Posted @ Thursday, February 28, 2013 1:04 PM by Chris Jensen
Well said, David! Communicating a change (even with rah rah) and no real understanding of why other than "we can collaborate more effectively" doesn't improve employee engagement for an organization that's in a turn around. Sure, face to face collaboration will improve but what's the problem with where things stand today? What's the real business issue driving the move? If it's attrition they want, I'm sure that will happen - I just hope that they don't lose too many star players along the way.

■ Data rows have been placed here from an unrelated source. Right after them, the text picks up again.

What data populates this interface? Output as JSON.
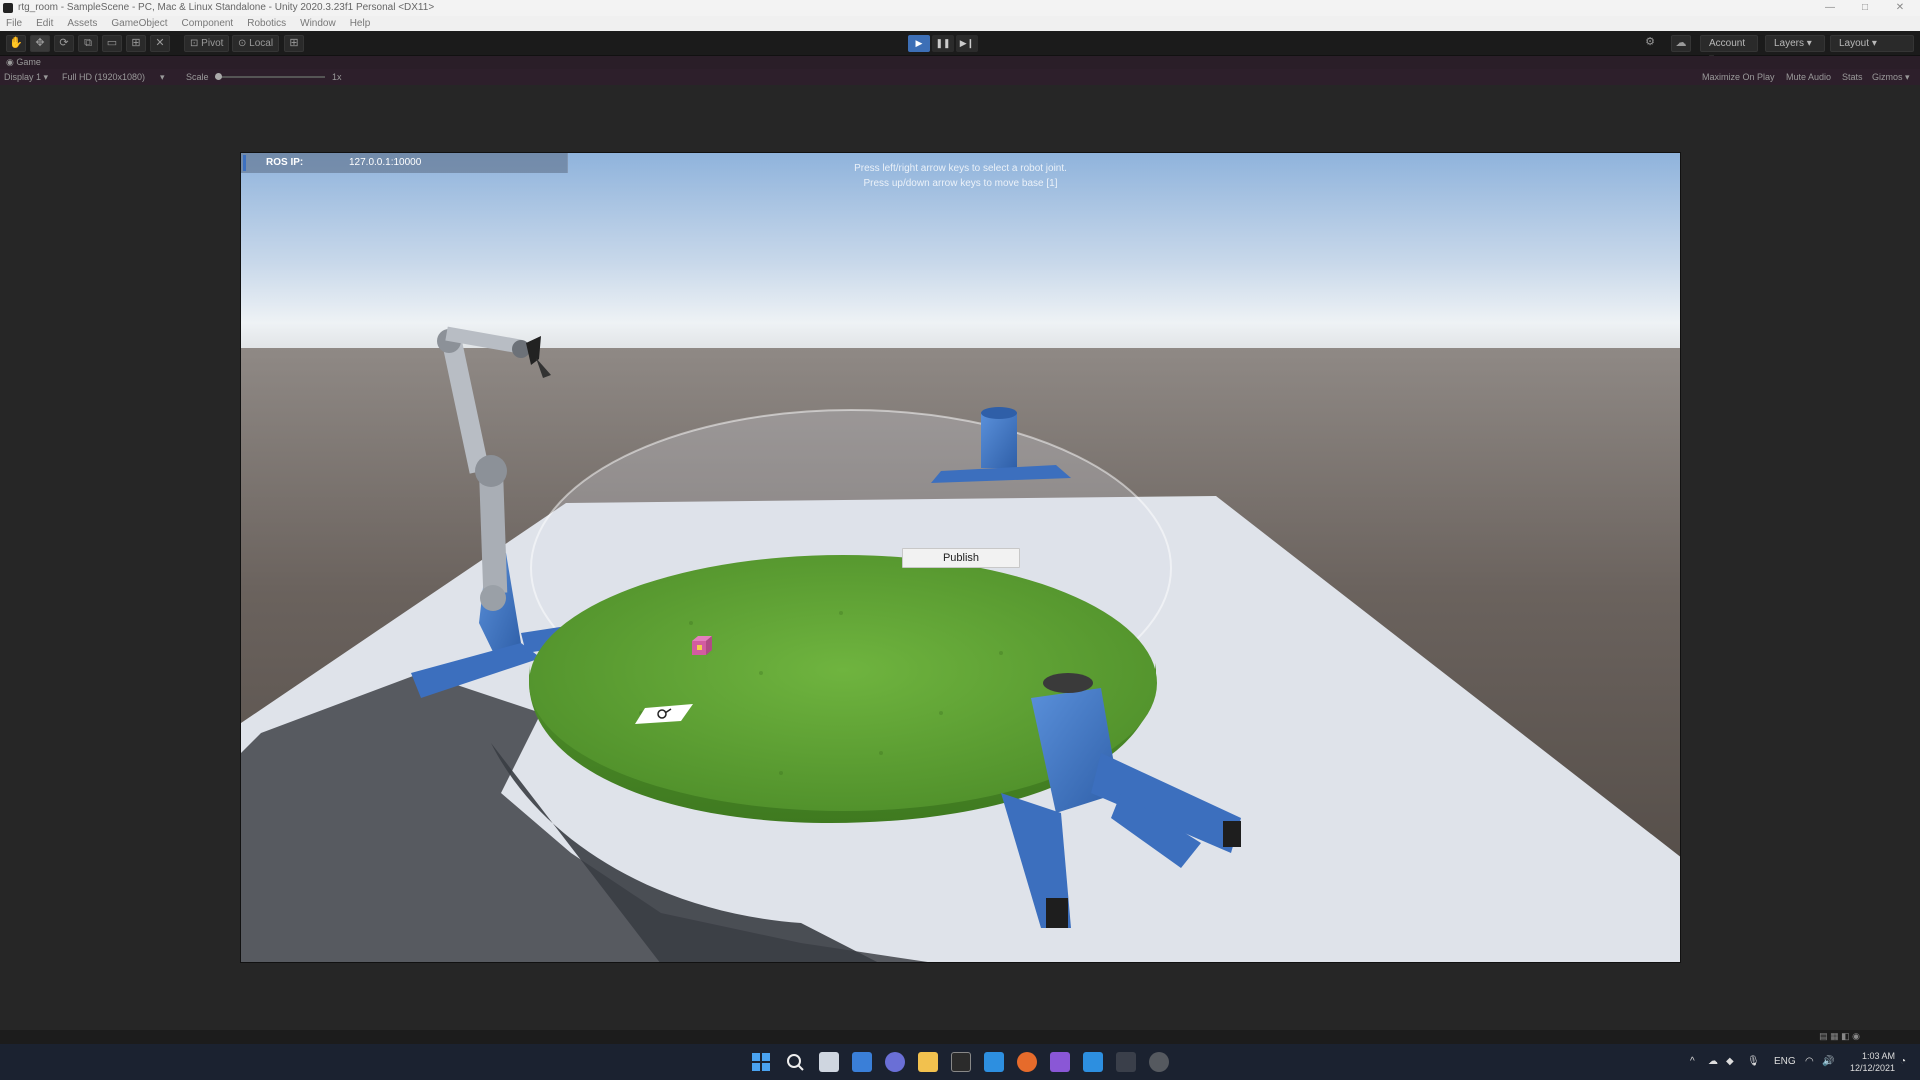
{
  "window": {
    "title": "rtg_room - SampleScene - PC, Mac & Linux Standalone - Unity 2020.3.23f1 Personal <DX11>",
    "controls": [
      "—",
      "□",
      "✕"
    ]
  },
  "menu": [
    "File",
    "Edit",
    "Assets",
    "GameObject",
    "Component",
    "Robotics",
    "Window",
    "Help"
  ],
  "toolbar": {
    "tools": [
      "hand-tool",
      "move-tool",
      "rotate-tool",
      "scale-tool",
      "rect-tool",
      "transform-tool",
      "custom-tool"
    ],
    "pivot_label": "Pivot",
    "local_label": "Local",
    "account_label": "Account",
    "layers_label": "Layers",
    "layout_label": "Layout",
    "play_active": true
  },
  "tab": {
    "label": "Game"
  },
  "game_bar": {
    "display": "Display 1",
    "resolution": "Full HD (1920x1080)",
    "scale_label": "Scale",
    "scale_value": "1x",
    "maximize": "Maximize On Play",
    "mute": "Mute Audio",
    "stats": "Stats",
    "gizmos": "Gizmos"
  },
  "scene": {
    "ros_label": "ROS IP:",
    "ros_value": "127.0.0.1:10000",
    "hint_line1": "Press left/right arrow keys to select a robot joint.",
    "hint_line2": "Press up/down arrow keys to move base [1]",
    "publish_label": "Publish"
  },
  "taskbar": {
    "lang": "ENG",
    "time": "1:03 AM",
    "date": "12/12/2021"
  },
  "colors": {
    "accent": "#3d6fb6",
    "sky_top": "#8fb3dc",
    "ground": "#5e5652",
    "table": "#dfe3ea",
    "grass": "#5e9c33",
    "robot_blue": "#3f78c8"
  }
}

Posted @ Friday, March 01, 2013 4:23 AM by Alli Polin
Those are important points on communication David. For me, does look like a bold and necessary leadership decision. Marissa has a bankrupt culture to turn around. Not an easy task. More here: http://www.jostle.me/blog/yahoos-real-problem/
Posted @ Friday, March 01, 2013 9:40 AM by Brad Palmer
I completely agree David. I don't necessarily disagree with the change, don't know enough about why, but I completely agree about the ineffective way it was communicated. You make great points and suggestions.
Posted @ Friday, March 01, 2013 10:07 AM by Jennifer Good
I don't know why, but I just saw this... really the first of your new Hit and Miss'ives. Where have I been? Thanks as always for your thoughtful reflection.

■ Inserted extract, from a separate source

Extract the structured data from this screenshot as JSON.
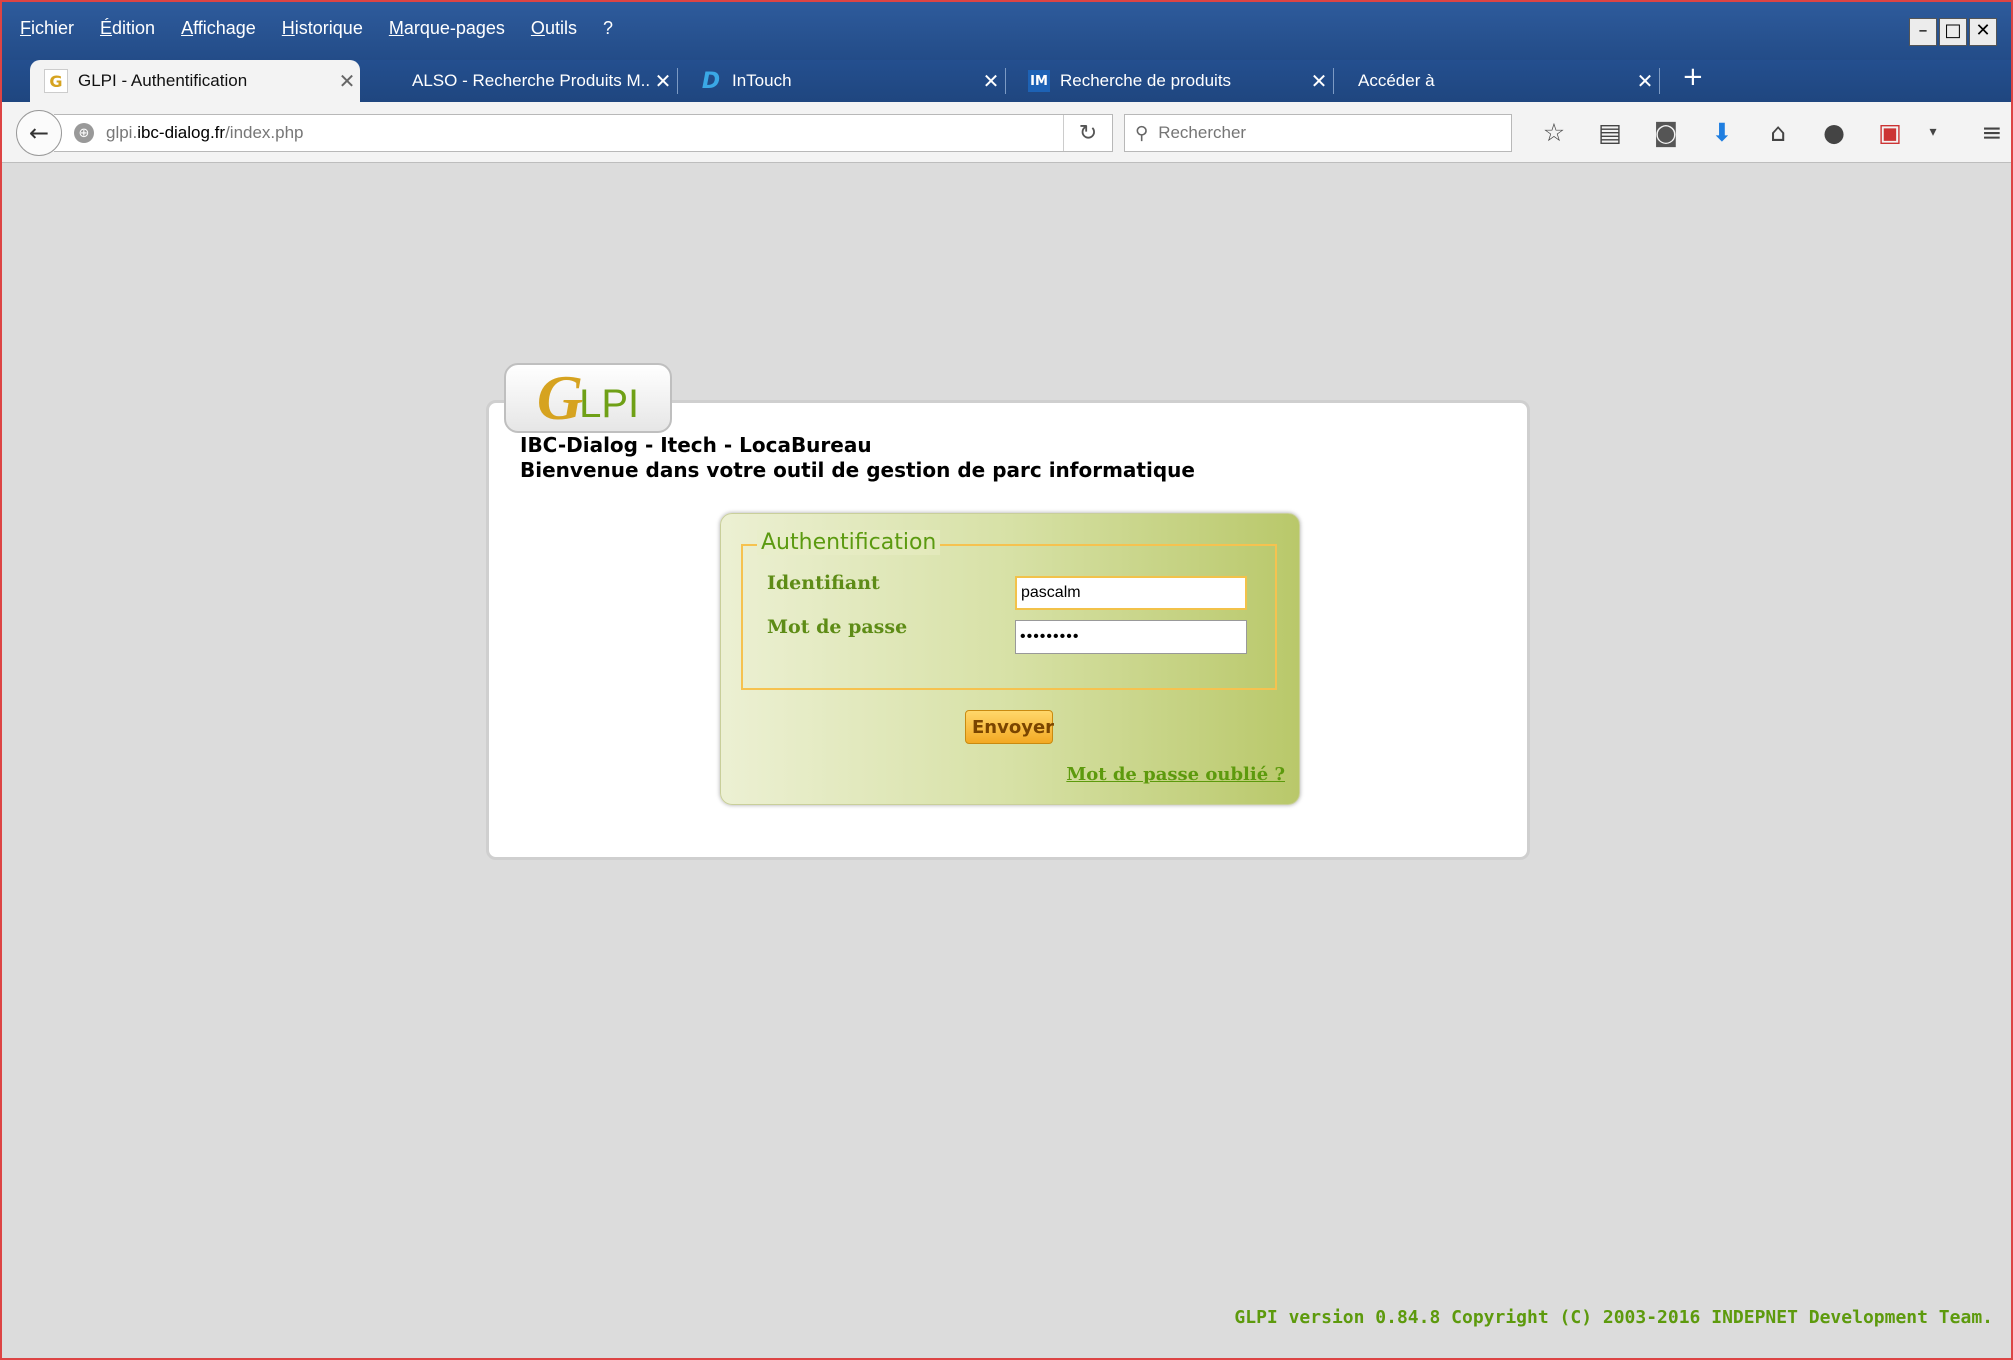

Posted @ Monday, March 11, 2013 2:55 PM by Deborah Hinton
Well said! I critique the CONTENT of Yahoo's ill-considered move in http://bit.ly/WFHNZ , but the way they sell it in their memo is just as problematic. Employees have enough good sense to smell such double talk from a mile away!
Posted @ Wednesday, March 27, 2013 11:52 AM by Nathan Zeldes
It is a good news for yahoo employee. No doubt all net user know about yahoo service and also use these. Employee of yahoo get back their work is good. All employees try to give their best for their organization to give success and achieve the organizational goal. For this some skill, talent, executive coaching, training are required.
Posted @ Thursday, January 16, 2014 11:52 PM by Philips
a cold memo, authoritarian, total lack of emotional intelligence.